Estevan Vega has joined the Colorado State Forest Service as a special projects forester in the agency’s Durango field office.
The state forest service announced Tuesday that Vega will help run the Durango field office’s Colorado Forest Agriculture Classification program and administer the U.S. Forest Service’s Good Neighbor Authority program.
Vega was hired to replace Luke Dittrich who transferred to the agency’s Cañon City field office.
“I look forward to assisting the residents of Southwest Colorado in furthering our shared goals of creating healthier forests and continued ecological stewardship,” Vega said in a news release.
Vega worked for the U.S. Forest Service in Pagosa Springs and as a seasonal forester for the Colorado State Forest Service before being hired for the permanent position.
He has a master’s degree in environmental management with an emphasis in forest ecology from Western Colorado University in Gunnison and has worked with the Bureau of Land Management as an ecological monitoring technician on the Western Slope.
Vega also served in the Peace Corps in The Gambia in western Africa assisting with agroforestry projects.
The Colorado Forest Agriculture Classification, or “Forest Ag” program, Vega will run is a voluntary program that allows private landowners with at least 40 acres of contiguous forest to reduce their property taxes if they manage their land to produce wood products to sell.
Each landowner is required to have a forest management plan approved by the state forest service and must produce wood products such as Christmas trees, poles or firewood.
“It’s basically a 10-year management plan that has a schedule of work and they get inspected every year by us,” said Mark Loveall, who heads the Durango field office.
More than 80 landowners are enrolled in the program in Archuleta and La Plata counties, Loveall said.
The Durango field office also supports San Juan and Montezuma counties.
“It’s quite a task,” Loveall said. “Usually, (the inspections) start in summer and we have a couple we’re still getting finished up. It takes up a good chunk of that forester’s year.”

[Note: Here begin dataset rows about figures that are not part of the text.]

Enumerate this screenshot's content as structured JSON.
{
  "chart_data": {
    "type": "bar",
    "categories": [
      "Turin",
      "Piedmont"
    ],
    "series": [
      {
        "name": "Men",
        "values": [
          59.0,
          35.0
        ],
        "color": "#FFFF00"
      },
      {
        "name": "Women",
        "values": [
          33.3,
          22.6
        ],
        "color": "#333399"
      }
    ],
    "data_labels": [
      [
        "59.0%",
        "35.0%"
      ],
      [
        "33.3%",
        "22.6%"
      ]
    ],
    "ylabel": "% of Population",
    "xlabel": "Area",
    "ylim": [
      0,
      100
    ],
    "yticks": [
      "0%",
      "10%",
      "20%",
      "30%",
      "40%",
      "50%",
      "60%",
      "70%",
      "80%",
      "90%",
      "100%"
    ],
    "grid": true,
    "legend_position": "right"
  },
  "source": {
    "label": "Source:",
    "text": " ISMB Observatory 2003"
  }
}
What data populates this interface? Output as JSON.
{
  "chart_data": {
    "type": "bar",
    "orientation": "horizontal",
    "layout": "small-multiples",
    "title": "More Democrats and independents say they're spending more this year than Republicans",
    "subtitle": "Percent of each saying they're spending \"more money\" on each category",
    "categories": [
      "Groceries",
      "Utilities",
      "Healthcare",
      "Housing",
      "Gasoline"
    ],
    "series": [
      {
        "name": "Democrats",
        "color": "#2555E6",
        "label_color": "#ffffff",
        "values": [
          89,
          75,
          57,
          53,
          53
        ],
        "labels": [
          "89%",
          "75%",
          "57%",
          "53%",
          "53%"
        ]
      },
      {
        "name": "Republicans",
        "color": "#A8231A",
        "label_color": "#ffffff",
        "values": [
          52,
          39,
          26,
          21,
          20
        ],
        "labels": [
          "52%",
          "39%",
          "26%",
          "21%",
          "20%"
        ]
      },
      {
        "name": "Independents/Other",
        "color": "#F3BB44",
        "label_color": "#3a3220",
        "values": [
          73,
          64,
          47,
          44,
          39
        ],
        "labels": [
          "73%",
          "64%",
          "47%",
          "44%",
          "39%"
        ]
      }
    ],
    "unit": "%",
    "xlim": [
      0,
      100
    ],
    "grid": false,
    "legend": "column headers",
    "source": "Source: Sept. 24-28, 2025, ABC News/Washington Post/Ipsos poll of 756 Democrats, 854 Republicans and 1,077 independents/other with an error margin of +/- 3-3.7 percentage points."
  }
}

Vega will also assist landowners in the Durango and Pagosa Springs areas with sustainable forest management and help manage the joint Good Neighbor Authority program with the U.S. Forest Service and the BLM.
The Good Neighbor Authority program allows the U.S. Forest Service and the BLM to enter into agreements with state forestry agencies to partner on cross-boundary forest management projects.
The state forest service performs the work on behalf of the agency and is compensated by the federal government for the work.
“It’s managing our forests regardless of ownership,” Loveall said.
The Colorado State Forest Service manages state-owned lands and is a branch of the Colorado Department of Natural Resources and the Warner College of Natural Resources at Colorado State University.
The goal of the state forest service is to educate Colorado residents about sustainable forest management and forest restoration and also assist with wildfire mitigation and other management projects.
Loveall said he hopes to add more foresters like Vega to the Durango field office to grow the state forest service’s work in the region.
“We’re hoping to expand,” Loveall said. “If there’s new funding or new programs, we will look to do that.”